PyPI Downloads GitHub release

RealtimeTTS is a Python text-to-speech library for applications that need to turn strings, generators, and LLM token streams into audio with low latency. It can play speech locally, stream chunks to another process, write WAV files, and fall back across multiple engines.

The project supports a broad engine matrix: local system voices, cloud APIs, free service wrappers, local neural models, and voice-cloning stacks.

Support RealtimeTTS

If RealtimeTTS saved you time, one GitHub star is a simple way to help make it more stable.

Stars improve visibility, and visibility brings more users, more real-world testing, more bug reports, more fixes, and better releases for everyone.

Demo

https://github.com/KoljaB/RealtimeTTS/assets/7604638/87dcd9a5-3a4e-4f57-be45-837fc63237e7

Install

For the fastest local smoke test, install the system engine:

pip install "realtimetts[system]"

On Linux, install PortAudio headers before installing PyAudio:

sudo apt-get update
sudo apt-get install python3-dev portaudio19-dev

On macOS:

brew install portaudio

For cloud engines, local neural engines, CUDA, mpv, and current packaging caveats, see docs/installation.md.

First Audio

from RealtimeTTS import TextToAudioStream, SystemEngine


if __name__ == "__main__":
    stream = TextToAudioStream(SystemEngine())
    stream.feed("Hello from RealtimeTTS.")
    stream.play()

Use the if __name__ == "__main__": guard in scripts, especially on Windows and when using engines that start worker processes.

Streaming Text

feed() accepts an iterator, so text can arrive while audio is already playing:

from RealtimeTTS import TextToAudioStream, SystemEngine


def text_chunks():
    yield "This starts speaking quickly. "
    yield "More text can arrive while audio is already playing."


if __name__ == "__main__":
    stream = TextToAudioStream(SystemEngine())
    stream.feed(text_chunks())
    stream.play()

Use the same pattern with an LLM client by yielding only non-empty text chunks.

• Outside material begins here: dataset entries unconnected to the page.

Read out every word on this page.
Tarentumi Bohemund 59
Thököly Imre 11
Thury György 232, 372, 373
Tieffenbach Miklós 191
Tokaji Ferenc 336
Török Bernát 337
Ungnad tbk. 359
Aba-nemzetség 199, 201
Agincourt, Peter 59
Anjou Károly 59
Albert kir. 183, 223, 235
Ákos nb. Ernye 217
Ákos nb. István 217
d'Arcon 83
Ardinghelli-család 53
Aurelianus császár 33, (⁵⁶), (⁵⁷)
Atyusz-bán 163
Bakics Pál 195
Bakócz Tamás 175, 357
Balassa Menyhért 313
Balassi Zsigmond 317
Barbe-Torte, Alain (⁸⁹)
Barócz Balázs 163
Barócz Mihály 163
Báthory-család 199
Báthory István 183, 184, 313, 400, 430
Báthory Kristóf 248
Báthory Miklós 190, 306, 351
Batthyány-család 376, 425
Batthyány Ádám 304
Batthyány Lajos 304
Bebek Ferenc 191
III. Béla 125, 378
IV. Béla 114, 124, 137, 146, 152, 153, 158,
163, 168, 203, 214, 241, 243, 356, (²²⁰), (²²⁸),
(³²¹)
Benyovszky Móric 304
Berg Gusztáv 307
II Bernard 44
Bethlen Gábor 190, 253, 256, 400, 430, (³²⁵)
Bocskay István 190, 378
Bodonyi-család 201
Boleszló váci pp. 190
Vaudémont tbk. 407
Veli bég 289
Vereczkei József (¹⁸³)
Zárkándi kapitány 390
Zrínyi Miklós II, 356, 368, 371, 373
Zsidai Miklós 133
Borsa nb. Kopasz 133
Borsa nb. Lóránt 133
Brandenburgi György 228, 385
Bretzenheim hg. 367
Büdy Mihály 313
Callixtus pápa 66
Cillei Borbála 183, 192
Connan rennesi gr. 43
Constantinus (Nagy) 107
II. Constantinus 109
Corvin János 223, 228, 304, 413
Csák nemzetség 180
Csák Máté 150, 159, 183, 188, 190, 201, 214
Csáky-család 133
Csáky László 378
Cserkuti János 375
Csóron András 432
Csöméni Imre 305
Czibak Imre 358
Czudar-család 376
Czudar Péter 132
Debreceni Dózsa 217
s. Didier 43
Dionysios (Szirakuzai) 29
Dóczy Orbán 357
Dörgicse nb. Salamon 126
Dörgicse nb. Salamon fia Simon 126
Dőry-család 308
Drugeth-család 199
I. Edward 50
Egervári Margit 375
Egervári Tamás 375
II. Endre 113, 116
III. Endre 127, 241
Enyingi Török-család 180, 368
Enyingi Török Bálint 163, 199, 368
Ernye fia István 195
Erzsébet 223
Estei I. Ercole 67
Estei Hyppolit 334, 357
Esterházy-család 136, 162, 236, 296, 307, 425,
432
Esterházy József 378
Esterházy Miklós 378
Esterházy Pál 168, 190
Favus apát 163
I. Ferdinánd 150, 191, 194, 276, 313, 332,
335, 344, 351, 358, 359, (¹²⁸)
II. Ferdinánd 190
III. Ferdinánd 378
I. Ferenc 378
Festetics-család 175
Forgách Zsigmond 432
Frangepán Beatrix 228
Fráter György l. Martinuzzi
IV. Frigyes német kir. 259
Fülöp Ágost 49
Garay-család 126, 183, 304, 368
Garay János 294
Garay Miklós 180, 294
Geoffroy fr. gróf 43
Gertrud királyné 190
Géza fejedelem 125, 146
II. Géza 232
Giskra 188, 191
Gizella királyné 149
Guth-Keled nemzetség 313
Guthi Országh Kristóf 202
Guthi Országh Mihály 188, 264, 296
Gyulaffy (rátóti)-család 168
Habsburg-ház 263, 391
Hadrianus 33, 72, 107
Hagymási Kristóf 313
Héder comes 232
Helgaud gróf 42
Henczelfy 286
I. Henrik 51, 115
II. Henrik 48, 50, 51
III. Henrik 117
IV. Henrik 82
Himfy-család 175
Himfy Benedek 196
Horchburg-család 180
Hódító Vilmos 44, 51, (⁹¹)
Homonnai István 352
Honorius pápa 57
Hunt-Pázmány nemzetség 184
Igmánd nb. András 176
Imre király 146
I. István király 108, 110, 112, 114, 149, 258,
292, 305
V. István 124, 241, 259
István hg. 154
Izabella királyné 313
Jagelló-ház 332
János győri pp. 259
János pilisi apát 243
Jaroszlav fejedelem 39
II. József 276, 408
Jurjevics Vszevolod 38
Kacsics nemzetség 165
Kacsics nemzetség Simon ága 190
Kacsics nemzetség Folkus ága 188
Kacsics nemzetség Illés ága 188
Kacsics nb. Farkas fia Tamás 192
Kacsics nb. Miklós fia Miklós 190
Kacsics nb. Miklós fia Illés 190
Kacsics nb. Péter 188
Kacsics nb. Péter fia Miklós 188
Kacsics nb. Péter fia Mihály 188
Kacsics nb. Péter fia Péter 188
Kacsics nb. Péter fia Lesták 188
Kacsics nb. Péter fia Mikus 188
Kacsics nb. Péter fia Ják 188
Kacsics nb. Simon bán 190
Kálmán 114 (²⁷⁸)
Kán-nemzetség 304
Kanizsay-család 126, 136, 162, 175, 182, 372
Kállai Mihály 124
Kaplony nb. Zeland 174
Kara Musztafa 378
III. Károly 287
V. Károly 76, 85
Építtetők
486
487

See docs/llm-streaming.md.

Output

Write audio to a WAV file without local speaker playback:

from RealtimeTTS import TextToAudioStream, SystemEngine


if __name__ == "__main__":
    stream = TextToAudioStream(SystemEngine())
    stream.feed("Save this speech to a file.")
    stream.play(output_wavfile="speech.wav", muted=True)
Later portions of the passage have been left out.